比ドゥテルテ、上院選出馬を撤回 来春の任期満了で政界引退の意向
大統領の任期終了後も政治の世界に留まろうとしていたドゥテルテだったが。 Lean Daval Jr - REUTERS
<大統領から副大統領など、退任後の活動について二転三転したが──>
2022年5月に行われるフィリピンの大統領選挙で同時に行われる上院議員選挙に立候補していたドゥテルテ大統領は12月14日、立候補の辞退を選挙管理委員会に届け出た。
これによりドゥテルテ大統領は任期が切れる2022年5月以降、政治の第一線を退く可能性が高くなってきた。
ドゥテルテ大統領は14日午後5時前、上院議員選挙への出馬を辞退することを表明。また内閣のカルロ・ノグラレス官房長官も声明で「ドゥテルテ大統領は、上院議員を目指して選挙活動するよりも、現在フィリピンが直面している新型コロナのパンデミック対策に専念する」と明らかにし、選挙戦からの撤退を確認した。さらに「ドゥテルテ大統領は来年の選挙が透明で公平性のあるものとするため全力を投じる所存である」ということも強調した。
最大与党の大統領候補者も撤退
ドゥテルテ大統領の上院選辞退声明の前に最大与党「PDPラバン」の大統領候補だったクリストファー・ボン・ゴー上院議員は「大統領選の候補を辞退する」ことを表明し、「PDPラバン」の大統領候補は空席となる事態となった。

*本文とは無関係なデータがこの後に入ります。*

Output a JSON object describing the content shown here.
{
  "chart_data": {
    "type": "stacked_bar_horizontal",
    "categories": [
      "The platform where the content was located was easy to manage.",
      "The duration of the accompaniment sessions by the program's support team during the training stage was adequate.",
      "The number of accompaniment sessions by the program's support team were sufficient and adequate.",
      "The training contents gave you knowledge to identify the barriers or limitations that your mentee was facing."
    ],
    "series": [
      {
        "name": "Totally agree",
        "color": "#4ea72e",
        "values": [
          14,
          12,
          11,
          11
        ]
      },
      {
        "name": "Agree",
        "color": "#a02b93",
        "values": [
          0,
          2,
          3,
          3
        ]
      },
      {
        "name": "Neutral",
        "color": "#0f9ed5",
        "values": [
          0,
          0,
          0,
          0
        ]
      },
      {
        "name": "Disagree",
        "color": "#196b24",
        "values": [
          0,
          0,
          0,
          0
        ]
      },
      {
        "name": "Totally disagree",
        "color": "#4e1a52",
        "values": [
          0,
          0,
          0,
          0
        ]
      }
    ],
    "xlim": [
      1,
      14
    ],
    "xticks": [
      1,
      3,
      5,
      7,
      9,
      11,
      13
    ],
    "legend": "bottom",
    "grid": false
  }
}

ボン・ゴー氏はドゥテルテ大統領の側近で一時はボン・ゴー氏が大統領候補、ドゥテルテ大統領が副大統領候補として正副大統領を同党で独占する動きも見せていた時期もあった。
すでに候補者の入れ替え受付期間は終了しているため、「PDPラバン」としてはドゥテルテ大統領の後任の大統領候補不在のままで選挙戦を戦うことになった。
マルコス氏が有利な状況に
今回のドゥテルテ大統領の上院選辞退、最大与党「PDPラバン」の大統領候補の撤退という事態は、大統領選に立候補しているマルコス元大統領の長男、フェルディナンド・マルコス・ジュニア(愛称ボンボン・マルコス)氏に有利に働くとみられている。
最近の世論調査でもボンボン・マルコス氏は大統領候補者として圧倒的な人気を得ており、ドゥテルテ政権の各種政策の継承を訴えている同氏に与党系、保守系の票が集中することも予想され、大統領選ではかなり有利な状況が生まれたことになる、との見方が強い。
ボンボン・マルコス氏とペアを組んで副大統領選に立候補しているドゥテルテ大統領の長女でミンダナオ島ダバオ市のサラ・ドゥテルテ市長も世論調査で断トツの人気を得ており、現状では「ボンボン・マルコス大統領、サラ副大統領」が誕生する可能性が強くなっている。